On more than one occasion, people have ripped on me about my shooting stance – “You’re bent over too much.” “You shouldn’t stand like that.” Well folks, shooting stance is different for everyone.
The shooting stance is not going to be identical for everyone, and every situation might need a different one. The shooting position must be balanced and comfortable. So, based on your body type, where you carry your weight and your training methods, this will vary. One thing that’s for sure whatever your stance is, you need to be stable in it, so if I were to come and push on your shoulder, you wouldn’t fall over.
If I’m just out plinking with my .22LR long barrel, I’m in a taller isosceles stance. But if I’m training for defense, I’m in what my trainer likes to call, the combat assault position. See, when you’re in a defensive shooting position, it’s helpful to make yourself a smaller, more difficult target to your threat. So why in the world would I want to stand nice and tall (and I’m pretty tall) and give my threat a better shot at me? I wouldn’t. Also, when I’m training from a running position, I notice that my body naturally goes into a into a boxer’s stance, to balance my momentum. It’s natural. A balanced position is a stable position. What stays consistent in all of it is my arm extension, and consistency is key.

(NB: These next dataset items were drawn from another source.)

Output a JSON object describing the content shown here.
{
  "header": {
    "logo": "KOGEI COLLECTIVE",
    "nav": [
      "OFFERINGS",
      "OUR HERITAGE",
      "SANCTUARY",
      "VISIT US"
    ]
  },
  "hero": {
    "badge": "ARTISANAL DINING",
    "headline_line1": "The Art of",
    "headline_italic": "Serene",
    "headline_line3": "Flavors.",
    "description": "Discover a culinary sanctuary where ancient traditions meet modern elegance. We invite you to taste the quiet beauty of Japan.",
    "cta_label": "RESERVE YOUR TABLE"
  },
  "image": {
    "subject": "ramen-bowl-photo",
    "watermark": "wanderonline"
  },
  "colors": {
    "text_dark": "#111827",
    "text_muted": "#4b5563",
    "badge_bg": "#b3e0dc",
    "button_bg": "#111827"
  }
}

We carry concealed firearms because we don’t ever know when it’s going to be necessary to protect our lives. That unknown event is probably not going to allow for a defensive shooter to assume all the correct and picture perfect shooting fundamentals from A to Z. If you have that kind of time, you should be running away and not engaging in the fight. These types of critical incidents are usually immediate or occur with very little notice. The muscle memory in training will help immensely with drawing and point shoot accuracy, but your stance may be very different each time based on what the situation calls for. Heck, you may not even have a stance if you have to shoot from the ground or the floor or from your bed.
So, be encouraging to fellow shooters and provide good feedback if asked. No two bodies are alike and all will balance differently. And leave my stance alone. It works for me.